Porém, a música vai mais além. Ela destaca que os processos migratórios também são acompanhados de práticas de violência e preconceitos. A violência policial está inscrita na frase “Quando criança só pensava em ser bandido,/Ainda mais quando com um tiro de um soldado o pai morreu”. Tal prática, como todos já sabem, no Brasil, tem transformado a própria polícia em um problema policial.
O segundo problema refere-se à ineficácia do sistema de ensino e ao fracasso do sistema punitivo: “Aos quinze, foi mandado para o reformatório /Onde aumentou seu ódio diante de tanto terror”. Para se chegar ao “reformatório” é porque a escola não emergiu como espaço da descoberta da vida e da cidadania.
O terceiro problema diz respeito ao preconceito étnico: “Não entendia como a vida funcionava discriminação por causa da sua classe ou sua cor”. Portanto, a música denuncia não apenas a condição histórica da manutenção dos negros como pessoas sem oportunidades por conta da cor, mas aponta ainda para uma dupla discriminação: a de classe social, como pobre, e a de etnia, porque negro.
Todavia, a passagem para uma cidade grande não significa mudança para uma vida melhor. Partindo do fato de que, no Brasil, o trabalho, historicamente, não representa uma possibilidade de ascensão social, o indivíduo desqualificado profissionalmente tem que trabalhar duro sem, contudo, conseguir se sobrepor às dificuldades, “E o Santo Cristo até a morte trabalhava / Mas o dinheiro não dava pra ele se alimentar”. Esse é um cenário cotidiano de muitos jovens (desempregados ou sub-remunerados). Em síntese, ao longo da música fica implícita as precárias situações da vida no interior brasileiro: um lugar sem oportunidades e, invariavelmente, sem leis.

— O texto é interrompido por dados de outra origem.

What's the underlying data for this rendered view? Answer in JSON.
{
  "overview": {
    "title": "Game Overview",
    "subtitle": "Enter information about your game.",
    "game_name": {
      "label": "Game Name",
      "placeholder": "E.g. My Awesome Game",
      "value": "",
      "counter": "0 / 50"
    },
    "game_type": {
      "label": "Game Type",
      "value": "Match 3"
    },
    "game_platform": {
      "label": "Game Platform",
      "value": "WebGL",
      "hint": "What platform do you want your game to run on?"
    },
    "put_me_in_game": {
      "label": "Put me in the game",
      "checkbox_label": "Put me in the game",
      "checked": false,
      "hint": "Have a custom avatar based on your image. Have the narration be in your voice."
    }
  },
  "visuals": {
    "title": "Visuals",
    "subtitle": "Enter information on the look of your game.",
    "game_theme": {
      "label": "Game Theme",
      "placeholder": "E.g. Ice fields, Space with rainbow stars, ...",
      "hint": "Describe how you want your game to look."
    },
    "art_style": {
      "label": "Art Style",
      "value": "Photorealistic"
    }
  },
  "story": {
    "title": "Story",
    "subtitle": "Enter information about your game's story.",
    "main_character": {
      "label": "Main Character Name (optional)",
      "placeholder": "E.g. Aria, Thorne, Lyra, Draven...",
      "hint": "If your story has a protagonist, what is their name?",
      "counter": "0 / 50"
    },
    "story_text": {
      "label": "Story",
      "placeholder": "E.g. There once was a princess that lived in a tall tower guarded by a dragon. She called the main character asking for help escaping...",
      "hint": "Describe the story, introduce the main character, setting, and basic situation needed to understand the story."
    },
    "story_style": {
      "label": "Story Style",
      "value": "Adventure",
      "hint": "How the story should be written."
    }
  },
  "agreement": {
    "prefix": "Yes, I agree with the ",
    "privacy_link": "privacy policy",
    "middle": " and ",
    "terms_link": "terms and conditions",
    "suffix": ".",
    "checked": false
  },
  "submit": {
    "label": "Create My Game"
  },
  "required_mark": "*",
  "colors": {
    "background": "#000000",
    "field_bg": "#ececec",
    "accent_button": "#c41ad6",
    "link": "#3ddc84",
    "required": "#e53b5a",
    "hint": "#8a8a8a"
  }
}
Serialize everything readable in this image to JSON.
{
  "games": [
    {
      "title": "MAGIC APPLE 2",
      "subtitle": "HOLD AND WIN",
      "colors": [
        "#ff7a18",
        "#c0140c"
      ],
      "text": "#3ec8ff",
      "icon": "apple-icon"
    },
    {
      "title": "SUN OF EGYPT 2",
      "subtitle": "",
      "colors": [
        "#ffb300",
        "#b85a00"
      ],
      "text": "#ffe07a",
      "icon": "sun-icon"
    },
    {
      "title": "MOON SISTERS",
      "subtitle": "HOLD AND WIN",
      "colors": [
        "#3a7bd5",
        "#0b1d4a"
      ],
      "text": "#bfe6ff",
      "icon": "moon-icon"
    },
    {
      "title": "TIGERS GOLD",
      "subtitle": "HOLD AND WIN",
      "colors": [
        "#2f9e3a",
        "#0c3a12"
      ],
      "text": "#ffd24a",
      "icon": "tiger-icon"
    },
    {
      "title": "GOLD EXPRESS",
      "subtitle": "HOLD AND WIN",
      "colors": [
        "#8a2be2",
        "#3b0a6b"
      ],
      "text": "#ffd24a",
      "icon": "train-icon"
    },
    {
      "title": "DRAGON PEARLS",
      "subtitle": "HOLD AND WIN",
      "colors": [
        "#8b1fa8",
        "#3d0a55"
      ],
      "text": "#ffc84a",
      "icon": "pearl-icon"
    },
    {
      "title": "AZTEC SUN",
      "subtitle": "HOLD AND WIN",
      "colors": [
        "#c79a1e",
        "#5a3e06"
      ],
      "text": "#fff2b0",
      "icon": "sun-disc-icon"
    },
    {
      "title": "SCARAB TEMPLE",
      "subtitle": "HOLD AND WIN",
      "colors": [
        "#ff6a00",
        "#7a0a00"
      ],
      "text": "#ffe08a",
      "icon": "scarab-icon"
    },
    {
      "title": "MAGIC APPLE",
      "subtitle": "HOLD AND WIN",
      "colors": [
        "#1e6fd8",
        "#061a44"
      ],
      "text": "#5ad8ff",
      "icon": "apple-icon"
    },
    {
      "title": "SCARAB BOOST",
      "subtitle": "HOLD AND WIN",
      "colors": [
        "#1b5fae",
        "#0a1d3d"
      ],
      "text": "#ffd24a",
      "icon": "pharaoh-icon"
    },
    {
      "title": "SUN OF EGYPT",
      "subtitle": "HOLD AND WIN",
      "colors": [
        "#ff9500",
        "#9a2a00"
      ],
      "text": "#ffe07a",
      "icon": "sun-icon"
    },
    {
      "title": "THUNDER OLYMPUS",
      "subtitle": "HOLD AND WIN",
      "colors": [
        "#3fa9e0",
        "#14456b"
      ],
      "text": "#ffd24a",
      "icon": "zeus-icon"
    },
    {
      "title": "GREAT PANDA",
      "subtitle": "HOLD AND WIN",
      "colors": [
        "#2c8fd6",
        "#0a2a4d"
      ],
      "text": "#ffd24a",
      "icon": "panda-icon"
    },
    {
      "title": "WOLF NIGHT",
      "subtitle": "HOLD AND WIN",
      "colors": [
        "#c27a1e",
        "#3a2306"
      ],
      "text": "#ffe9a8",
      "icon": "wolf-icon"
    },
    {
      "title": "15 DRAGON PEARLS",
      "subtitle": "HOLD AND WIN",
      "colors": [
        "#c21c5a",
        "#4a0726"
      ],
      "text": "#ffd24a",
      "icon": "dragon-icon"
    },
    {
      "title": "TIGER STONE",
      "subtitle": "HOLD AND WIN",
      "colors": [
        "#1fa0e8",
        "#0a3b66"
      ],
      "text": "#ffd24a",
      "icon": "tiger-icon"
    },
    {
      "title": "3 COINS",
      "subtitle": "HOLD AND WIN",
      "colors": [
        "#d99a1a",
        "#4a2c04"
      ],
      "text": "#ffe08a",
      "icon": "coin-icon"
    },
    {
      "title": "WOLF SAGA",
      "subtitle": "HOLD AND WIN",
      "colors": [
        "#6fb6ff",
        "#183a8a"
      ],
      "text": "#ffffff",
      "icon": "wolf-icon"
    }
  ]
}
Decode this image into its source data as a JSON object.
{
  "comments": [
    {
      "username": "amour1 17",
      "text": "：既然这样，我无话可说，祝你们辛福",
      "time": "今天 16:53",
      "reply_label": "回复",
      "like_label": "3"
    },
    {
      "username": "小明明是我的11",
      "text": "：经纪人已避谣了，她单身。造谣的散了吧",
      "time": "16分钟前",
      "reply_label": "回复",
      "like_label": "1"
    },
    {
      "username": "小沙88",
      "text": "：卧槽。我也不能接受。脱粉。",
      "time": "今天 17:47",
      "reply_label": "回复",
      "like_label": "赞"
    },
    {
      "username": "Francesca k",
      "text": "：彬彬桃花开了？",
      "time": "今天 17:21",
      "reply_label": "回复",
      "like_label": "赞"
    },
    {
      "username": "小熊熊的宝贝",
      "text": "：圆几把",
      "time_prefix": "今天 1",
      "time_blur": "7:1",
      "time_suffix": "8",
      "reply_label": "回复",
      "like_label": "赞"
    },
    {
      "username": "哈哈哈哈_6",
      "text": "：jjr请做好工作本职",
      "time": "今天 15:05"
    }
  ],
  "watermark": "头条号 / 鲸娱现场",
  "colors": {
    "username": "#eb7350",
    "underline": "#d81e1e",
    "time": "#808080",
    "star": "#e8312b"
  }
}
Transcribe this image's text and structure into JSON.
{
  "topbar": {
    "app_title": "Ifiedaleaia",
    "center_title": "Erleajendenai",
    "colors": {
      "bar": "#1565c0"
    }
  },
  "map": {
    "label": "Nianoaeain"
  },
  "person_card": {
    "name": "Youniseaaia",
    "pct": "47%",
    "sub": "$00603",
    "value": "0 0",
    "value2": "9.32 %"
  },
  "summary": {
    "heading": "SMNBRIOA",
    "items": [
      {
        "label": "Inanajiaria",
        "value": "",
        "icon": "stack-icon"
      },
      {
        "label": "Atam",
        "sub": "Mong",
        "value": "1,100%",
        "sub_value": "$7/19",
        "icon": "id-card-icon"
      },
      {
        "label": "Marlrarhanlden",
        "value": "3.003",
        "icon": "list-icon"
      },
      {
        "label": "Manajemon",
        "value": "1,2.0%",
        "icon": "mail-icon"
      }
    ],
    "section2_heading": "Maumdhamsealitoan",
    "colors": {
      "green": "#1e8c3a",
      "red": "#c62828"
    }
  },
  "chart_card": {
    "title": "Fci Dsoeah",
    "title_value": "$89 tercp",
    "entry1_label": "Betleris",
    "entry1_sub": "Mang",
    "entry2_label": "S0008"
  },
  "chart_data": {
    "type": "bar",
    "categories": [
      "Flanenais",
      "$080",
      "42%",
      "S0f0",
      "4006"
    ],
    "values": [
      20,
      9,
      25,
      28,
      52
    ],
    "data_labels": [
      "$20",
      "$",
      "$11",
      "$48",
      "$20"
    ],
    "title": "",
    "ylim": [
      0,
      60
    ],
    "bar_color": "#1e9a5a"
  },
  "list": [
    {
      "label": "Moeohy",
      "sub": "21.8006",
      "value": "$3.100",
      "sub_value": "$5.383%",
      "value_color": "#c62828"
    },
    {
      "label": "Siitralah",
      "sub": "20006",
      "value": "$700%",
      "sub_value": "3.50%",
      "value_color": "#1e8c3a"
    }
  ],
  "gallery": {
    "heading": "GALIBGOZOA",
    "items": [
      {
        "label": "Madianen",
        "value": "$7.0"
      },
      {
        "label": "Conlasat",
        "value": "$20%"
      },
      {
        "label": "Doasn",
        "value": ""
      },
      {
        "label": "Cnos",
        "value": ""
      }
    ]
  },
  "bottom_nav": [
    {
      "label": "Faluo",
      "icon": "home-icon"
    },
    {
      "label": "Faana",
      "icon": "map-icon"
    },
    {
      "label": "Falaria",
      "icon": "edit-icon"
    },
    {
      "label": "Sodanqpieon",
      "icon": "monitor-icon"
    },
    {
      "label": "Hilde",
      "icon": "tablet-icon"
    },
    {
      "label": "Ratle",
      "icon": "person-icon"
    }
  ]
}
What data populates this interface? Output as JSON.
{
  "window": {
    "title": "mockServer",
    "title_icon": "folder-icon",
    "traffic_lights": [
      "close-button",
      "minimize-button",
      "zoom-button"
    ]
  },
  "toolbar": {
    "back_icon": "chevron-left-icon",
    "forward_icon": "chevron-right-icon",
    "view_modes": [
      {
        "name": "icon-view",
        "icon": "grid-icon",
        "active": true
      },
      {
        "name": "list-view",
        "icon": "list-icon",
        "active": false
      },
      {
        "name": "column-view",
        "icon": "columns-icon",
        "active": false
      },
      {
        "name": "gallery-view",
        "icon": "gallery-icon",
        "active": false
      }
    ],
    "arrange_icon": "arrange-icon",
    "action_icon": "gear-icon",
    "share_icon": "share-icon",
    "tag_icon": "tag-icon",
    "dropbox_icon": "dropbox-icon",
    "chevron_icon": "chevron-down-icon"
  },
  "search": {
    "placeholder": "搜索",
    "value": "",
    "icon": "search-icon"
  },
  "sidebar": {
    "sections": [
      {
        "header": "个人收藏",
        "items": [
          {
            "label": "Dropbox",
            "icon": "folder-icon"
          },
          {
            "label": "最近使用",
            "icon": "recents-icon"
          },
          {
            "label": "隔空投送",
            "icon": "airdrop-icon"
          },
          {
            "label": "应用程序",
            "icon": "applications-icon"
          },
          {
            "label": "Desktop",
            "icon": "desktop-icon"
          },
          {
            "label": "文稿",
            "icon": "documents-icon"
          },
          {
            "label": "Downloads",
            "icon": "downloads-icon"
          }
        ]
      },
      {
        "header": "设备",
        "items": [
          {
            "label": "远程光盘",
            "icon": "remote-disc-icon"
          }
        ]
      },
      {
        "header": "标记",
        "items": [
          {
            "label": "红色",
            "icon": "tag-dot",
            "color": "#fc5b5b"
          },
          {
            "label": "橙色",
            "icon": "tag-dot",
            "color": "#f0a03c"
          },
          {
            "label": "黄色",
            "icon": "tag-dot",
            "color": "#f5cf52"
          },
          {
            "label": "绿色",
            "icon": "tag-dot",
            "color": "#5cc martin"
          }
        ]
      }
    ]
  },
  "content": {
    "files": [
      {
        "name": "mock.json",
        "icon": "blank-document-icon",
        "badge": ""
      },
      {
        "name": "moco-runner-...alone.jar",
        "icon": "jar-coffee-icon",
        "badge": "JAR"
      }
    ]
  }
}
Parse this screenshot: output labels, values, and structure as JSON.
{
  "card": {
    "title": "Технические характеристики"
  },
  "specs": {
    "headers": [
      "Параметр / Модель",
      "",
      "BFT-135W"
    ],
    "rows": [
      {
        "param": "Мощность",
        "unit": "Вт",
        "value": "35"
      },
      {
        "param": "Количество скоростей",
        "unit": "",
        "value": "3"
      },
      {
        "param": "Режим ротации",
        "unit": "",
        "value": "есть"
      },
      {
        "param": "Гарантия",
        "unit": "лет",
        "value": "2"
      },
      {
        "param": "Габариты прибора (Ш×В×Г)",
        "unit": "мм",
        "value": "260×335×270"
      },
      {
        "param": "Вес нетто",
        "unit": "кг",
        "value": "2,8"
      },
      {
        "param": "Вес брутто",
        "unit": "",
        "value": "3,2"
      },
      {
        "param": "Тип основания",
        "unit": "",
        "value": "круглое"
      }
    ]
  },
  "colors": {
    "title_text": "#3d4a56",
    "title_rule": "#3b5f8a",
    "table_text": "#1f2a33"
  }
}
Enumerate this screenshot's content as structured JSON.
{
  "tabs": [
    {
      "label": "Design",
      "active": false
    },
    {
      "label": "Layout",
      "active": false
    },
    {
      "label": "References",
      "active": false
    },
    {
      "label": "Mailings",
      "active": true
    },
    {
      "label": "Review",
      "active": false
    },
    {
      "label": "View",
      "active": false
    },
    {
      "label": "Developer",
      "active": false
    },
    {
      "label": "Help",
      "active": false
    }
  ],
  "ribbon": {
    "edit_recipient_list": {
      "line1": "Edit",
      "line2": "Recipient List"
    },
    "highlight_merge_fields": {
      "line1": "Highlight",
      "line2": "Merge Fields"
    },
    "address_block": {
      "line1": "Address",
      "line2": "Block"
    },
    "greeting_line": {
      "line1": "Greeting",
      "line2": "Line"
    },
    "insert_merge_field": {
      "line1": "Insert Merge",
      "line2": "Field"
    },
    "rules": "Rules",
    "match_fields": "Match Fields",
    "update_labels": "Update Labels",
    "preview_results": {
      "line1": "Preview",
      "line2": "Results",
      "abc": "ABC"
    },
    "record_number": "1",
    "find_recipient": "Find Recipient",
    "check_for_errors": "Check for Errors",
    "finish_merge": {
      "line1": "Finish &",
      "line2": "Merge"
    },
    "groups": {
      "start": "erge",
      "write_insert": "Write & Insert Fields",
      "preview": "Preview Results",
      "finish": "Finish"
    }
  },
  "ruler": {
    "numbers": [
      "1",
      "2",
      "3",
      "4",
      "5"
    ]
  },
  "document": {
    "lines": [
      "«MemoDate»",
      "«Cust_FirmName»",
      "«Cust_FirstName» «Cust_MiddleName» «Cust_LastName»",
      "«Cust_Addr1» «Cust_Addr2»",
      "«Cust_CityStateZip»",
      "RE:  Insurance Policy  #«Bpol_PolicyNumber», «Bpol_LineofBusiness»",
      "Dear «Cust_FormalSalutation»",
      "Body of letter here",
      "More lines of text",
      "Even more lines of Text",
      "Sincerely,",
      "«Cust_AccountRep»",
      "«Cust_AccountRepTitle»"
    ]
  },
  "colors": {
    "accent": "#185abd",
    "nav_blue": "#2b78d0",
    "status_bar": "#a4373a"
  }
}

Na sequência da música, o personagem central busca adquirir, por meio de trabalhos precários. Nesse ponto, temos uma reconstrução do cenário dos centros urbanos onde persiste o fenômeno da violência. A música termina com a morte do personagem João de Santo Cristo, o que denota uma derrota do migrante que ganha a vida na metrópole. Na música, ele é inteiramente tragado pela violência, pelo trabalho precário, pelas drogas. Diríamos ainda, sobretudo, pela ausência de políticas públicas que assegurem aos cidadãos uma vida digna, seja no campo ou nas grandes cidades.
Dijaci David de Oliveira é doutor em sociologia pela Universidade de Brasília e professor da Faculdade de Ciências Sociais da UFG.